I want my kids to stay this way. I want them to continue to wonder why anyone would even bother to ask what doing something “like a girl” means. I wondered, how can I ensure that my own girls don’t lose their natural confidence as they grow into young women?

Deciding to extend my research beyond my immediate family, I was saddened, though not surprised, to find study after study that show how girls’ self-esteem tends to plummet starting around age 10 (yikes, less than four years away for my girls). I was disheartened to learn that tweens, kids between ages 10 and 12, are confronted at increasingly earlier ages with traditionally teen issues, such as dating and sex. I read studies that show how girls and boys enjoy and succeed in science equally in fourth grade, but by eighth grade girls’ interest and participation drops dramatically. Girls not only begin to doubt themselves and the way they look and feel, but also begin to doubt their intelligence and skills.

Among all this disheartening information, I also found some solutions to help maintain and increase confidence in girls as they grow into teenagers and beyond.

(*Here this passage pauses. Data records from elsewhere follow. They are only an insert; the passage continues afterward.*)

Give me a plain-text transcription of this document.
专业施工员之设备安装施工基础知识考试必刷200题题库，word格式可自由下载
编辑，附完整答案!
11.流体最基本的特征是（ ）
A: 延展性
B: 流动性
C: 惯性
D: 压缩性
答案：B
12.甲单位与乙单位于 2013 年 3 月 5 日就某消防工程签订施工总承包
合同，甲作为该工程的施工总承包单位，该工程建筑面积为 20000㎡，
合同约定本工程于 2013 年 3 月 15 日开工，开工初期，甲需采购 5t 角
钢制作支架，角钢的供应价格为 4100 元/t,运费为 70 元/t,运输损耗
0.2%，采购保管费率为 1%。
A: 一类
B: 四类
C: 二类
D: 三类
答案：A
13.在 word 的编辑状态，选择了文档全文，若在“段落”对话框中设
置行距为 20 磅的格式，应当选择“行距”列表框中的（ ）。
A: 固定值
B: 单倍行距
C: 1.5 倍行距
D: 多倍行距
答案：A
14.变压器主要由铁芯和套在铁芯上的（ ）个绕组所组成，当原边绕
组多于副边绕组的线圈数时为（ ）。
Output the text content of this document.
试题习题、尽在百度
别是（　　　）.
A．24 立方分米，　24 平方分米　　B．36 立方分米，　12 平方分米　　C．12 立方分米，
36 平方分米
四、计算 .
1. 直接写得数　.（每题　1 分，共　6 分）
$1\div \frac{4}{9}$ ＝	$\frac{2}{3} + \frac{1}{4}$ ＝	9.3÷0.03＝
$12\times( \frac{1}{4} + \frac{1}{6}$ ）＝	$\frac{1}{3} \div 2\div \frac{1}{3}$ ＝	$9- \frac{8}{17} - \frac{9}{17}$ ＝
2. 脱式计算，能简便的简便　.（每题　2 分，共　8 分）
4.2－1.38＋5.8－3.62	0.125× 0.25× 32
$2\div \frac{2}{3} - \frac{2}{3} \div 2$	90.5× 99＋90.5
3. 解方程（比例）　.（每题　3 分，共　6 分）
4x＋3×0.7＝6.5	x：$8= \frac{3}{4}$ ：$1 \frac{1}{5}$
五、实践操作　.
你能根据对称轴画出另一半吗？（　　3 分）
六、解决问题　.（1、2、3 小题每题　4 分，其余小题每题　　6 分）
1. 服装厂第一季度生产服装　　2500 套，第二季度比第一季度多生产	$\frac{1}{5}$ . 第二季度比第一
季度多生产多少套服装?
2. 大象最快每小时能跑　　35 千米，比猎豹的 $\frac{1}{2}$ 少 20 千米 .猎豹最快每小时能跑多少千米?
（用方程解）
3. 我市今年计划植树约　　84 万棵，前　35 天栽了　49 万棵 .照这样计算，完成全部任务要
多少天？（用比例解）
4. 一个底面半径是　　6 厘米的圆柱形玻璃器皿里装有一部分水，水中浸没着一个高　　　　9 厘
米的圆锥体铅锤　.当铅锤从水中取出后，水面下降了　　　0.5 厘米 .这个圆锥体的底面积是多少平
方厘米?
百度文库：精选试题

Research shows that dads make a big difference; doing fun activities and getting positive feedback from both parents, especially dad, is important in developing a girl’s self-esteem. Maybe my husband and I can help our pull-up-doing, mogul-skiing, pill-bug-loving 6 year olds maintain their natural confidence, and even build on it. Research also shows that encouraging children to develop skills — in sports, art, music, or whatever interests them — and emphasizing hard work and perseverance are keys to building and maintaining confidence.

Luckily, we have many great individuals and organizations in our Tahoe/Truckee community that support efforts to raise confident, happy, and productive children. The KidZone Museum hosts events like the upcoming free Daddy & Me night, where dads and their kids can have fun, play, and learn together. In the Girls on the Run program, girls run in an encouraging and uplifting environment. And our local karate instructors don’t hesitate in welcoming a little girl into a class full of boys, giving her a gi and a white belt, and teaching her to throw a practice punch without condescension or qualification.

We should all be so lucky to be able to hit like that girl.